Revision as of 20:14, 18 June 2019

Problem

How many ordered four-tuples of integers $(a,b,c,d)\,$ with $0 < a < b < c < d < 500\,$ satisfy $a + d = b + c\,$ and $bc - ad = 93\,$?

Solution

Solution 1

Let $k = a + d = b + c$ so $d = k-a, b=k-c$. It follows that $(k-c)c - a(k-a) = (a-c)(a+c-k) = (c-a)(d-c) = 93$. Hence $(c - a,d - c) = (1,93),(3,31),(31,3),(93,1)$.

Solve them in tems of $c$ to get $(a,b,c,d) = (c - 93,c - 92,c,c + 1),$ $(c - 31,c - 28,c,c + 3),$ $(c - 1,c + 92,c,c + 93),$ $(c - 3,c + 28,c,c + 31)$. The last two solutions don't follow $a < b < c < d$, so we only need to consider the first two solutions.

The first solution gives us $c - 93\geq 1$ and $c + 1\leq 499$ $\implies 94\leq c\leq 498$, and the second one gives us $32\leq c\leq 496$.

So the total number of such four-tuples is $405 + 465 = \huge{\boxed{870}}$.

Solution 2

Let $b = a + m$ and $c = a + m + n$. From $a + d = b + c$, $d = b + c - a = a + 2m + n$.

Substituting $b = a + m$, $c = a + m + n$, and $d = b + c - a = a + 2m + n$ into $bc - ad = 93$, \[bc - ad = (1 + m)(1 + m + n) - a(a + 2m + n) = m(m + n). = 93 = 3(31)\] Hence, $(m,n) = (1,92)$ or $(3,28)$.

For $(m,n) = (1,92)$, we know that $0 < a < a + 1 < a + 93 < a + 94 < 500$, so there are $405$ four-tuples.

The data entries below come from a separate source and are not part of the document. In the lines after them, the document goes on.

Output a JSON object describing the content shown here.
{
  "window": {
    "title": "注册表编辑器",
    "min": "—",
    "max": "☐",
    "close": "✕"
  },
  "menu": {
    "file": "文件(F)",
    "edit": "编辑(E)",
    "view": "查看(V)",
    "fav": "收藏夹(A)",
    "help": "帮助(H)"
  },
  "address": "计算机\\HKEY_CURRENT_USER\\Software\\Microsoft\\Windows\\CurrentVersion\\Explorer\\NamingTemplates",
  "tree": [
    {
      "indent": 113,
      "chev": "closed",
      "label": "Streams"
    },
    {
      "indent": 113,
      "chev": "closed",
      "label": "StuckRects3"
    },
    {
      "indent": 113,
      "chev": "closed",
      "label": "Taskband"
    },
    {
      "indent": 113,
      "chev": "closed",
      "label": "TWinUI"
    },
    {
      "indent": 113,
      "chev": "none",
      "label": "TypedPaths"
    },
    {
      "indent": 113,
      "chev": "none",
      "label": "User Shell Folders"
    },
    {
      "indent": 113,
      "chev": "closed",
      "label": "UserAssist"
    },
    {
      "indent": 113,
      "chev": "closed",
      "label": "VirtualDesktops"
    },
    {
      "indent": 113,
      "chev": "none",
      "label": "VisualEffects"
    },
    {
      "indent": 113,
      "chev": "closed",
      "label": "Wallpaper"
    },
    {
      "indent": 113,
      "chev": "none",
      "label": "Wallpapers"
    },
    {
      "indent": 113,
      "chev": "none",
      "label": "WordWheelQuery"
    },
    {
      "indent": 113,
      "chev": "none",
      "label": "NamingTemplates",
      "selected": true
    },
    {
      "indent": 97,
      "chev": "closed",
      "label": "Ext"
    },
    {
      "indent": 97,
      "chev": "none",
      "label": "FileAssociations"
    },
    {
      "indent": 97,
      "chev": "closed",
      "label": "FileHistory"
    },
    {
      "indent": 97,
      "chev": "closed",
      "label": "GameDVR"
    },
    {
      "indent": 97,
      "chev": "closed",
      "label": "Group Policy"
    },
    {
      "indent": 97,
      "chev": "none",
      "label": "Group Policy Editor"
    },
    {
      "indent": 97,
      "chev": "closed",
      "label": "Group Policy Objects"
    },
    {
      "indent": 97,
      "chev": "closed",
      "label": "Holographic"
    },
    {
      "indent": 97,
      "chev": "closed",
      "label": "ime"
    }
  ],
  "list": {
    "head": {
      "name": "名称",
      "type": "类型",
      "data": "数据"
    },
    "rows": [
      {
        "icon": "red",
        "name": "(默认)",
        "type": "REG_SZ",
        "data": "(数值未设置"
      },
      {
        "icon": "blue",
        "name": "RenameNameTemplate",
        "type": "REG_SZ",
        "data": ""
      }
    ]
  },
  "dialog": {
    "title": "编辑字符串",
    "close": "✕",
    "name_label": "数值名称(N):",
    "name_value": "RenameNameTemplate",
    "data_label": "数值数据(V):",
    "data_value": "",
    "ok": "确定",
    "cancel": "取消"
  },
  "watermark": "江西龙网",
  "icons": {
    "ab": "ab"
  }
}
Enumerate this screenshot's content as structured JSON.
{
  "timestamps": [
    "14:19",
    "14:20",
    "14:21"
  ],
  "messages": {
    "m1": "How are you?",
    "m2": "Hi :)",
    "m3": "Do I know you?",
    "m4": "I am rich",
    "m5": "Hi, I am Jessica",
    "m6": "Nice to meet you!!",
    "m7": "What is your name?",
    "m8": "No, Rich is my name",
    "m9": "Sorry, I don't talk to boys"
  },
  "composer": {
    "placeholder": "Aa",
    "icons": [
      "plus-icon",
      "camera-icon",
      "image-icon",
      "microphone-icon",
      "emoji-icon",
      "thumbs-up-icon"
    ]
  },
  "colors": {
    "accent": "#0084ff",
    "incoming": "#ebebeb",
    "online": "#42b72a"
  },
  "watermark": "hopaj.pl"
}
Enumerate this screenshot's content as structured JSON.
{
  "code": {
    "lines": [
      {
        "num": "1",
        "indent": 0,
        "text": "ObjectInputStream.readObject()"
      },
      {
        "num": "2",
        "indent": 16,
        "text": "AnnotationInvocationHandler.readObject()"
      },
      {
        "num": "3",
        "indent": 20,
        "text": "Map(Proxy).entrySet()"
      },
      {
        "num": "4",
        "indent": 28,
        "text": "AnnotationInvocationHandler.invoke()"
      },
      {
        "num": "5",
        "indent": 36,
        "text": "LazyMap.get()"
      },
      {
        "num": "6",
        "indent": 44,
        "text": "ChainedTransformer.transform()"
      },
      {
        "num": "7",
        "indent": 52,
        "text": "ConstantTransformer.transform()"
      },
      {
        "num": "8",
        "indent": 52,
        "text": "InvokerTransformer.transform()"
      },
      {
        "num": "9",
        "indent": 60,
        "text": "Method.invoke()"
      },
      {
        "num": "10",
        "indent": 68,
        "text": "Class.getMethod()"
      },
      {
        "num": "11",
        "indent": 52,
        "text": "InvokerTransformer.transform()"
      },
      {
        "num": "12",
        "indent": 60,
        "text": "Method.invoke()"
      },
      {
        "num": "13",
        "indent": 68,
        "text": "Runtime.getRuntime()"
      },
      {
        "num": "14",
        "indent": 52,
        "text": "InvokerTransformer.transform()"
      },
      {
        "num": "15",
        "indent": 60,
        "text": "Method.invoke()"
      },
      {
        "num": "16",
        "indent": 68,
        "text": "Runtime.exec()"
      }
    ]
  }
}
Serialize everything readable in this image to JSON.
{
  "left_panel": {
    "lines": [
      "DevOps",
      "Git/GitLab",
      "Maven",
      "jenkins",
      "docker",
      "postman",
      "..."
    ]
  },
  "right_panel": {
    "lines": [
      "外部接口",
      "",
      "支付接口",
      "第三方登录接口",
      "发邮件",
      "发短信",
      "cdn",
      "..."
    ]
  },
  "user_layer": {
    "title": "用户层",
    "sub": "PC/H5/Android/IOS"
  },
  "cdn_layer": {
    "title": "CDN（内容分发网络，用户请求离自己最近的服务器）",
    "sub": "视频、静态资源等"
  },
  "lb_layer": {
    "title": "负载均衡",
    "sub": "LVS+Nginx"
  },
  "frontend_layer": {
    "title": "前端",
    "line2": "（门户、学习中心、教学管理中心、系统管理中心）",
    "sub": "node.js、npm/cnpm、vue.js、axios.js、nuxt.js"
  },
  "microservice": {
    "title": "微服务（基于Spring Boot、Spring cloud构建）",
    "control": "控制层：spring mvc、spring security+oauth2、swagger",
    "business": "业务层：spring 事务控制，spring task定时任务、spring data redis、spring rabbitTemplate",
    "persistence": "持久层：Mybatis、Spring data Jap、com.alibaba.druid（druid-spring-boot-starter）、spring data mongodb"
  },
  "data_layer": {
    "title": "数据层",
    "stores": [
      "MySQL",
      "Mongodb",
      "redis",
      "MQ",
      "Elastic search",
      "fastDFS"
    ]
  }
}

For $(m,n) = (3,28)$, $0 < a < a + 3 < a + 31 < a + 34 < 500$, and there are $465$ four-tuples. In total, we have $405 + 465 = \boxed{870}$ four-tuples.

Solution 3

Square both sides of the first equation in order to get $bc$ and $ad$ terms, which we can plug $93$ in for.

$(a+d)^2 = (b+c)^2 \implies a^2 + 2ad + d^2 = b^2 + 2bc + c^2 \implies 2bc-2ad = a^2-b^2 + d^2-c^2 \implies 2(bc-ad) = (a-b)(a+b) +(d-c)(d+c)$

We can plug $93$ in for $bc - ad$ to get $186$ on the left side, and also observe that $a-b = c-d$ after rearranging the first equation. Plug in $c-d$ for $a-b$.

$186 = (c-d)(a+b) + (d-c)(d+c) \implies 186 = -(d-c)(a+b) + (d-c)(d+c) \implies 186 = (d-c)(d+c-a-b)$

Now observe the possible factors of $186$, which are $1 \cdot 186, 2\cdot 93, 3 \cdot 62, 6\cdot 31$. $(d-c)$ and $(d+c-a-b)$ must be factors of $186$, and $(d+c-a-b)$ must be greater than $(d-c)$.

$1 \cdot 186$ work, and yields $405$ possible solutions. $2 \cdot 93$ does not work, because if $c-d = 2$, then $a+b$ must differ by 2 as well, but an odd number $93$ can only result from two numbers of different parity. $c-d$ will be even, and $a+b$ will be even, so $c+d - (a+b)$ must be even. $3 \cdot 62$ works, and yields $465$ possible solutions, while $6 \cdot 31$ fails for the same reasoning above.

Thus, the answer is $405 + 465 = \boxed{870}$

Solution 4

Add the two conditions together to get $a+d+ad+93=b+c+bc$. Rearranging and factorising with SFFT, $(a+1)(d+1)+93=(b+1)(c+1)$. This implies that for every quadruple $(a,b,c,d)$, we can replace $a\longrightarrow a+1$, $b\longrightarrow b+1$, etc. and this will still produce a valid quadruple. This means, that we can fix $a=1$, and then just repeatedly add $1$ to get the other quadruples.

Now, our conditions are $b+c=d+1$ and $bc=d+93$. Replacing $d$ in the first equation, we get $bc-b-c=92$. Factorising again with SFFT gives $(b-1)(c-1)=93$. Since $b<c$, we have two possible cases to consider.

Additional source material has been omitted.